Первоначальным рынком была грамотная Европа —обширный, но тонкий слой читателей на латыни. Насыщение этого рынка заняло около ста пятидесяти лет. Определяющим фактом, касающимся латыни, — помимо его сакральности — было то, что это был язык билингвистов. Людей, рожденных на нем говорить, было относительно немного… Основная масса населения была и остается одноязычной. Логика капитализма работала таким образом, что как только элитный латинский рынок был насыщен, должны были стать заманчивыми потенциально огромные рынки, представляемые моноязычными массами.

Революционное вернакуляризующее давление капитализма получило дополнительный толчок со стороны трех внешних факторов, два из которых внесли непосредственный вклад в рост национального сознания. Первым и, в конечном счете, наименее важным фактором было изменение в характере самой латыни. Благодаря стараниям гуманистов, пытавшихся возродить обширную литературу дохристианской древности и распространить ее через рынок печатной продукции, в кругах трансевропейской интеллигенции явно сложилась новая оценка утонченных стилистических достижений древних. Латынь, на которой они стремились писать, становилась все более цицероновской и, что то же самое, все более далекой от церковной и повседневной жизни…

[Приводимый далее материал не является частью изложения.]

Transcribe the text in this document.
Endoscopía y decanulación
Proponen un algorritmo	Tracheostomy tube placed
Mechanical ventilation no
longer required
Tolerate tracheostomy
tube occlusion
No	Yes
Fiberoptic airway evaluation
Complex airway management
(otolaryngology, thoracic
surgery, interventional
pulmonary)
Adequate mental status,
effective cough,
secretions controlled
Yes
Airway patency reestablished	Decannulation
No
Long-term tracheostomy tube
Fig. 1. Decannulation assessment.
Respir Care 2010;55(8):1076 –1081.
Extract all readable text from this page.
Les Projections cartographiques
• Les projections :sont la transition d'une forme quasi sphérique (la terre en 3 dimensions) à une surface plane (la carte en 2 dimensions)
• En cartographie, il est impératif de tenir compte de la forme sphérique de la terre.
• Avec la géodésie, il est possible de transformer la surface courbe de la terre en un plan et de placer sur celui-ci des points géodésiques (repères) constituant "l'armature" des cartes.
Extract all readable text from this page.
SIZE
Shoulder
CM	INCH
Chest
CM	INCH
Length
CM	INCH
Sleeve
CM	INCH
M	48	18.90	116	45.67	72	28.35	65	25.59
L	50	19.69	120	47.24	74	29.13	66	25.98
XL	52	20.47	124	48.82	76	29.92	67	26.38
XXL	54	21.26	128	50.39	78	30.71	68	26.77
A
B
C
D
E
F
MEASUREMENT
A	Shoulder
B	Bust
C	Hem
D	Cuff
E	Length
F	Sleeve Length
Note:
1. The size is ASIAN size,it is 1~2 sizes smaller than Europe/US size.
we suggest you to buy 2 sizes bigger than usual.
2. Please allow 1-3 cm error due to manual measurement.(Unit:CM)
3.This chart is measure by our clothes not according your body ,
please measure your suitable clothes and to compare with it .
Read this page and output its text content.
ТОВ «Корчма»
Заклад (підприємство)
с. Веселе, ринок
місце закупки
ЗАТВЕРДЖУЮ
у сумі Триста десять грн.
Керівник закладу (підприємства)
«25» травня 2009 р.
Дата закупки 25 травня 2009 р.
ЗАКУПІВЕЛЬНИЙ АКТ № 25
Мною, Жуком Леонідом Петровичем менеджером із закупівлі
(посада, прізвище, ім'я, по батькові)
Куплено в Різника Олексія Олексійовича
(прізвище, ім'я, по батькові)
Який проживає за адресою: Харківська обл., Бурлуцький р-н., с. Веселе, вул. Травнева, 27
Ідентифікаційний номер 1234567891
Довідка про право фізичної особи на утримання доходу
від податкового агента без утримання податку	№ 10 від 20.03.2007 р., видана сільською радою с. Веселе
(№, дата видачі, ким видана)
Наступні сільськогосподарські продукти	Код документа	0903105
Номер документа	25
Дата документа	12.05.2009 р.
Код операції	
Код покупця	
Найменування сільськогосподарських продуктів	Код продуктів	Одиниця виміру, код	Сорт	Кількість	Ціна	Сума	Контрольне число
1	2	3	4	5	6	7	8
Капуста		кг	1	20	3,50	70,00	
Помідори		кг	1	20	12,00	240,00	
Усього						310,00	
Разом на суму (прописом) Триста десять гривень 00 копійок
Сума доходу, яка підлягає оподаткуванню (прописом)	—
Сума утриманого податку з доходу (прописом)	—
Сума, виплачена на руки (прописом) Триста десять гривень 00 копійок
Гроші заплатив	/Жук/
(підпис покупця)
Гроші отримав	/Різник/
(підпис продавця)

Вторым фактором было влияние Реформации, которая одновременно во многом была обязана своим успехом печатному капитализму. До наступления эпохи книгопечатания Рим легко выигрывал в Западной Европе каждую войну против ереси, поскольку внутренние линии коммуникации у него всегда были лучше, чем у его противников. Однако когда в 1517 г. Мартин Лютер вывесил на церковных воротах в Виттенберге свои тезисы, они были напечатаны в немецком переводе и «в течение 15 дней [были] увидены во всех уголках страны». За два десятилетия, с 1520 до 1540 гг., книг на немецком языке было опубликовано втрое больше, чем в период с 1500 по 1520 гг. И в этой удивительной трансформации Лютер был, безусловно, центральной фигурой. За период с 1522 по 1546 гг. было выпущено в свет 430 полных или частичных изданий его переводов Библии. «Здесь мы впервые сталкиваемся с поистине массовой читательской аудиторией и популярной литературой, доступной каждому». В результате, Лютер стал первым автором бестселлеров, известным в качестве такового.

В направлении, указанном Лютером, быстро последовали другие; они развернули пропагандистскую войну, которая охватила в следующем веке всю Европу. В этой титанической «битве за души людей» протестантизм всегда вел себя наступательно, поскольку знал, какую пользу можно извлечь из растущего рынка печатной продукции на родном языке, создаваемого капитализмом… Эксплуатируя дешевые популярные издания, коалиция протестантизма и печатного капитализма быстро создавала огромные новые читательские публики — не в последнюю очередь среди купцов и женщин, которые, как правило, либо плохо знали, либо вовсе не знали латынь, — и одновременно мобилизовывала их на политико-религиозные цели. Это неизбежно потрясло до самого основания не только Церковь. То же землетрясение породило в Европе первые влиятельные нединастические, негородские государства — в Голландской республике и в пуританском Содружестве.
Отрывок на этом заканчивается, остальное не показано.